I don't consider that the most likely scenario, but something in the willingness to declare defeat got me into "what if" mode.


Or it didn't happen and this is just a story being told.


As the old xkcd comic notes, no amount of mathematically-proven security protects your encrypted data if the private keys can be beaten out of you with a lead pipe (or, the cleaner version of that, "If you can be incentivized to hand them over given the alternative of jail time that lasts until you divulge your computer's password to the authorities").


so which is it then?

"BTC is bad cause it can be used by drug dealers to launder money"

"BTC is not even secure from government access"

Surely someone will point out both can be true but the point is the anti-btc folks seem to be talking out both sides of the mouth


I think it's both: people who have something to hide for the government can make it pretty hard (but not impossible) for the authorities to track them down. On the other hand average people who don't have "anything to hide" have no reason to bother implementing these counter-measures, making it fairly easy to track their transactions on the public blockchain.

In this case even the pros messed it up, but this is a very high profile case with undoubtedly a massive amount of manpower thrown at it in various agencies.
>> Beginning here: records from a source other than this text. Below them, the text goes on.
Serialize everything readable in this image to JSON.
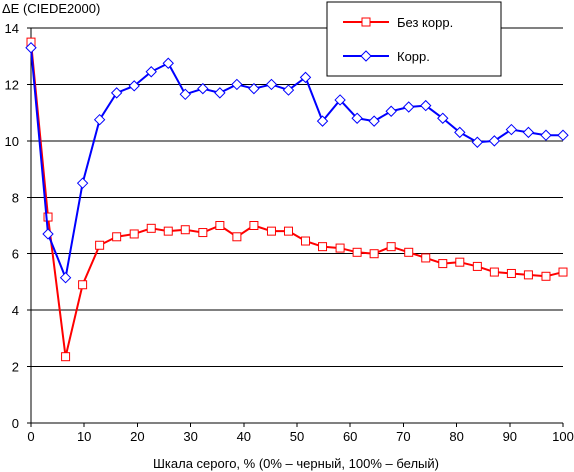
{
  "chart_data": {
    "type": "line",
    "title": "",
    "ylabel": "ΔE (CIEDE2000)",
    "xlabel": "Шкала серого, % (0% – черный, 100% – белый)",
    "xlim": [
      0,
      100
    ],
    "ylim": [
      0,
      14
    ],
    "xticks": [
      "0",
      "10",
      "20",
      "30",
      "40",
      "50",
      "60",
      "70",
      "80",
      "90",
      "100"
    ],
    "yticks": [
      "0",
      "2",
      "4",
      "6",
      "8",
      "10",
      "12",
      "14"
    ],
    "grid": "horizontal",
    "legend_position": "top-right",
    "x": [
      0,
      3.2,
      6.5,
      9.7,
      12.9,
      16.1,
      19.4,
      22.6,
      25.8,
      29.0,
      32.3,
      35.5,
      38.7,
      41.9,
      45.2,
      48.4,
      51.6,
      54.8,
      58.1,
      61.3,
      64.5,
      67.7,
      71.0,
      74.2,
      77.4,
      80.6,
      83.9,
      87.1,
      90.3,
      93.5,
      96.8,
      100
    ],
    "series": [
      {
        "name": "Без корр.",
        "color": "#ff0000",
        "marker": "square",
        "values": [
          13.5,
          7.3,
          2.35,
          4.9,
          6.3,
          6.6,
          6.7,
          6.9,
          6.8,
          6.85,
          6.75,
          7.0,
          6.6,
          7.0,
          6.8,
          6.8,
          6.45,
          6.25,
          6.2,
          6.05,
          6.0,
          6.25,
          6.05,
          5.85,
          5.65,
          5.7,
          5.55,
          5.35,
          5.3,
          5.25,
          5.2,
          5.35
        ]
      },
      {
        "name": "Корр.",
        "color": "#0000ff",
        "marker": "diamond",
        "values": [
          13.3,
          6.7,
          5.15,
          8.5,
          10.75,
          11.7,
          11.95,
          12.45,
          12.75,
          11.65,
          11.85,
          11.7,
          12.0,
          11.85,
          12.0,
          11.8,
          12.25,
          10.7,
          11.45,
          10.8,
          10.7,
          11.05,
          11.2,
          11.25,
          10.8,
          10.3,
          9.95,
          10.0,
          10.4,
          10.3,
          10.2,
          10.2
        ]
      }
    ]
  }
}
You don't mess with USA's oil.

And even then it's unclear if the money was actually confiscated.


> Surely someone will point out both can be true but the point is the anti-btc folks seem to be talking out both sides of the mouth

Can you explain how you reach this conclusion? It doesn’t seem to follow.
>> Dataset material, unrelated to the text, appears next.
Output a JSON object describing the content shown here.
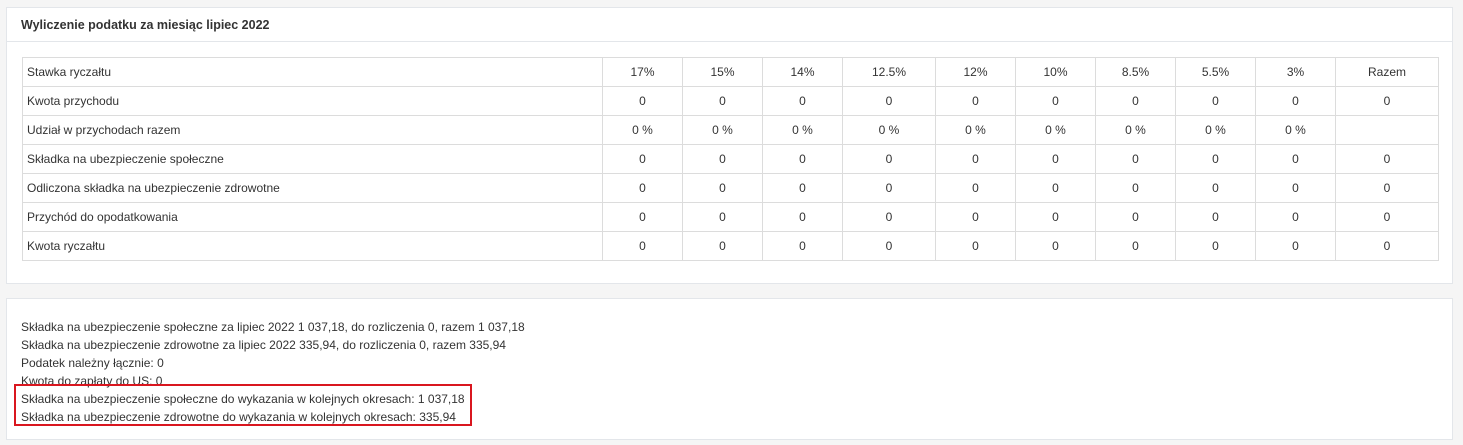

A talking point to the dangers of Bitcoin and cryptocurrency is that it can be hard to trace bad actors using the network to launder money. The comment I replied too was stating "debunks another favourite talking point of the crypto people that it secures your money from government access."
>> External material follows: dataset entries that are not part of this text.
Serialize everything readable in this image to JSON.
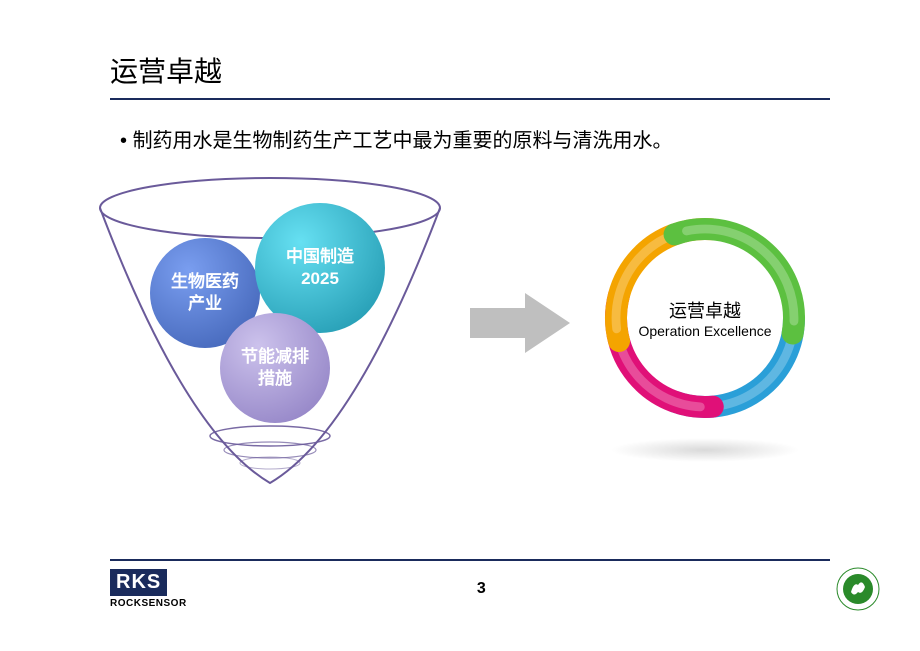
{
  "title": "运营卓越",
  "bullet_text": "制药用水是生物制药生产工艺中最为重要的原料与清洗用水。",
  "funnel": {
    "border_color": "#6a5a9a",
    "circles": [
      {
        "key": "blue",
        "label": "生物医药\n产业",
        "fill_top": "#6a8de0",
        "fill_bottom": "#3b5db0"
      },
      {
        "key": "teal",
        "label": "中国制造\n2025",
        "fill_top": "#55d5e8",
        "fill_bottom": "#1990a8"
      },
      {
        "key": "purple",
        "label": "节能减排\n措施",
        "fill_top": "#c0b5e4",
        "fill_bottom": "#8a7ac0"
      }
    ]
  },
  "arrow_color": "#bfbfbf",
  "ring": {
    "label_cn": "运营卓越",
    "label_en": "Operation Excellence",
    "segments": [
      {
        "color": "#2a9fd8",
        "start": 90,
        "end": 200
      },
      {
        "color": "#e01078",
        "start": 175,
        "end": 285
      },
      {
        "color": "#f4a400",
        "start": 255,
        "end": 365
      },
      {
        "color": "#5cc040",
        "start": 340,
        "end": 460
      }
    ],
    "r_outer": 100,
    "r_inner": 78
  },
  "footer": {
    "rks_box": "RKS",
    "rks_sub": "ROCKSENSOR",
    "page_num": "3",
    "cofdie_color": "#2a8a2a"
  }
}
Both of those seem pretty hard to be true at the same time


> Both of those seem pretty hard to be true at the same time

That’s what doesn’t seem to follow.

Cash, for example is hard to trace if the serial numbers haven’t already been recorded, and good for money laundering, for example, but it doesn’t secure your money from government access if the government puts resources into it.


> Surely someone will point out both can be true but the point is the anti-btc folks seem to be talking out both sides of the mouth

The most beautiful being: "The cryptocurrencies scam should all stop but, please, let us collect all the due taxes on the gains you made".

From that standpoint which one is it: are they legal or illegal? Because it's funny that they both want it to be illegal, yet they want people to pay taxes on the gains they made.

Hypocrites.


Not hypocritic at all. From a legal perspective even illegal made money is money made and therefore subject of taxation. Tecnically you even have to describe the means by that you have come to it. Otherwise you are commiting tax evasion. For example if you sell 100k worth of access to documented child abuse, you have to pay taxes on those 100k. Thats why you have to launder money made from illegal activities


No.

It just demonstrates that they're incompetent.


This doesn't really improve the optics. If anything it makes it worse: if very technical people who clearly want to escape government oversight can't, what hope would my 60yo "I think Windows and Word are the same thing" father have to use them correctly?

Beyond all the technical discussion about the value of cryptocurrencies I never believed that the idea that everybody would carry their cryptocurrency wallet with them at all time was in any way realistic. People would get their wallet stolen, destroyed or lost all the time, locking them away from their savings. The vast majority of people will prefer having the peace of mind of entrusting their coins to a third party who'd handle the technical details and provide insurance against lost and theft. And just like that we've reinvented banks.


Banks are fine if they're optional. The sheer option of being your own bank, forces banks to be more competitive.


I think the point of the parent commenter is that they are not optional for most people.